Paris is well curated. We walked by a grocery store and saw immaculate piles of luscious fruit. "How much time does it take to do that every day?" one of us asked. "That's why the fruit is so expensive," answered the other. We nodded sagely. Berlin has a louche charm. There’s graffiti in Friedrichshain, the beer gardens, the art, reclaimed spaces, flea markets, and rough edges at bargain prices—creativity springs up like weeds. I highly recommend the Sunday brunches.

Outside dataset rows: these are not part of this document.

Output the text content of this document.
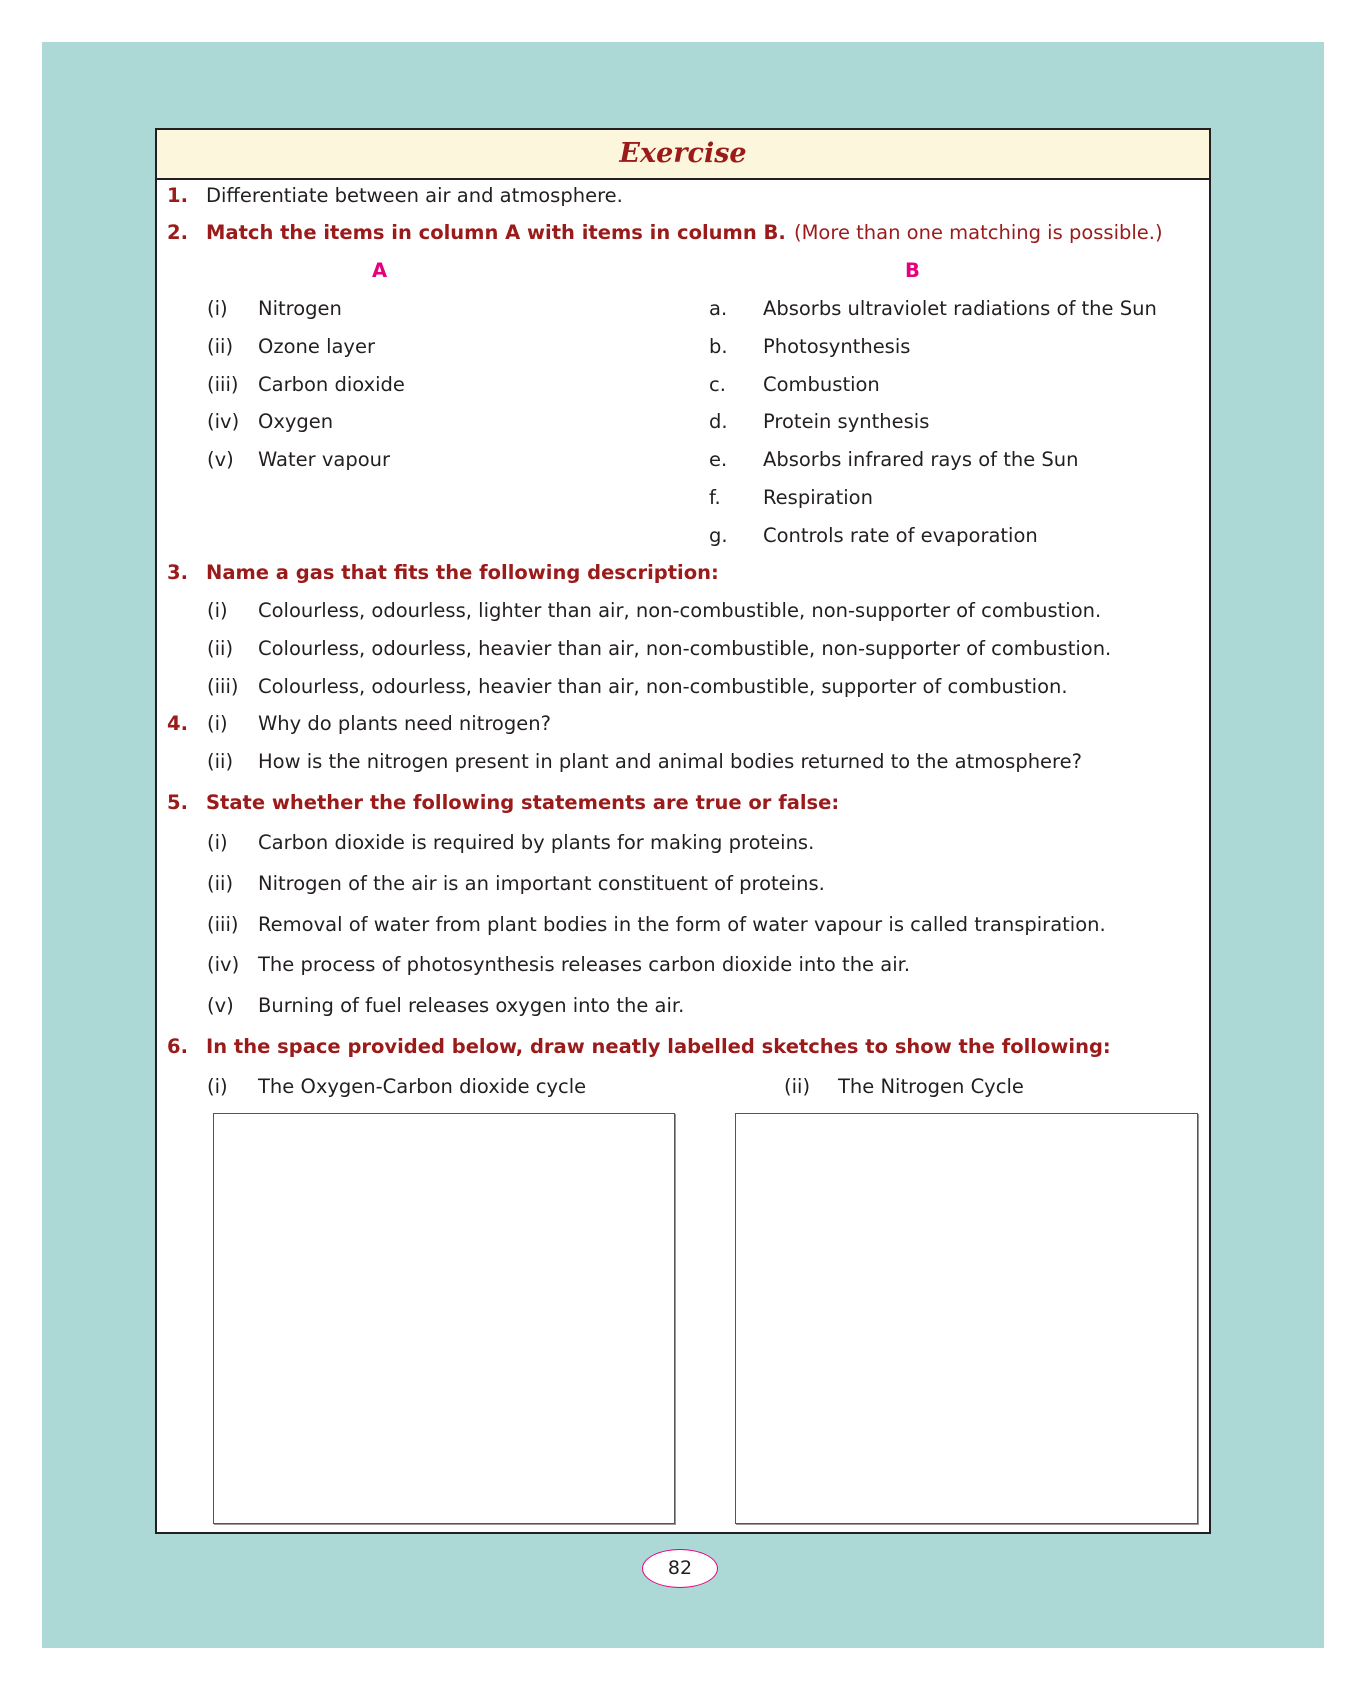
Exercise
1. Differentiate between air and atmosphere.
2. Match the items in column A with items in column B. (More than one matching is possible.)
A	B
(i) Nitrogen
(ii) Ozone layer
(iii) Carbon dioxide
(iv) Oxygen
(v) Water vapour
a. Absorbs ultraviolet radiations of the Sun
b. Photosynthesis
c. Combustion
d. Protein synthesis
e. Absorbs infrared rays of the Sun
f. Respiration
g. Controls rate of evaporation
3. Name a gas that fits the following description:
(i) Colourless, odourless, lighter than air, non-combustible, non-supporter of combustion.
(ii) Colourless, odourless, heavier than air, non-combustible, non-supporter of combustion.
(iii) Colourless, odourless, heavier than air, non-combustible, supporter of combustion.
4. (i) Why do plants need nitrogen?
(ii) How is the nitrogen present in plant and animal bodies returned to the atmosphere?
5. State whether the following statements are true or false:
(i) Carbon dioxide is required by plants for making proteins.
(ii) Nitrogen of the air is an important constituent of proteins.
(iii) Removal of water from plant bodies in the form of water vapour is called transpiration.
(iv) The process of photosynthesis releases carbon dioxide into the air.
(v) Burning of fuel releases oxygen into the air.
6. In the space provided below, draw neatly labelled sketches to show the following:
(i) The Oxygen-Carbon dioxide cycle	(ii) The Nitrogen Cycle
82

Saturday, November 12, 2005
Italech or Frenlian
In my French class there are four Italians, a Portuguese and me. For the first couple of weeks, we were all doing quiet well. Perhaps because we spent most of the time mastering, “My name is Annie, I am American, I am a student,” in French, of course. This week, however, classes got decisively harder. Suddenly we were talking about what the people from our country were like. When the teacher asked Amanda from Milan, the first thing she clarified for our saintly teacher is that, “In Italy, people are different depending on where they are from, the north, the center, or the south.” As she said that she was looking around both in trepidation and affirmation. But Carlo, the medical student from Naples sitting to my left was too lost to understand or maybe he was too busy secretly text messaging a hit out on her from his cell phone to respond. It was clear, though, that we all arrived at our linguistic ceilings with this exercise. The Italians’ bad French slid into a mix of French and Italian that left our teacher stymied. The rest of us, however, could understand perfectly this new freakish hybrid language since Italian and Portuguese aren’t too far apart and Spanish is like Italian’s younger sister in terms of languages. By the time the last Italian was asked, I think more Italian in a bad French accent was spoken than anything else. One of the Italian students would say something and the rest of us would nod in agreement, while the poor teacher seemed stuck, so she just gave us our homewokr and sent us home. As we walked out we all lamented how we were going to end up speaking a language that only the 5 of us could understand.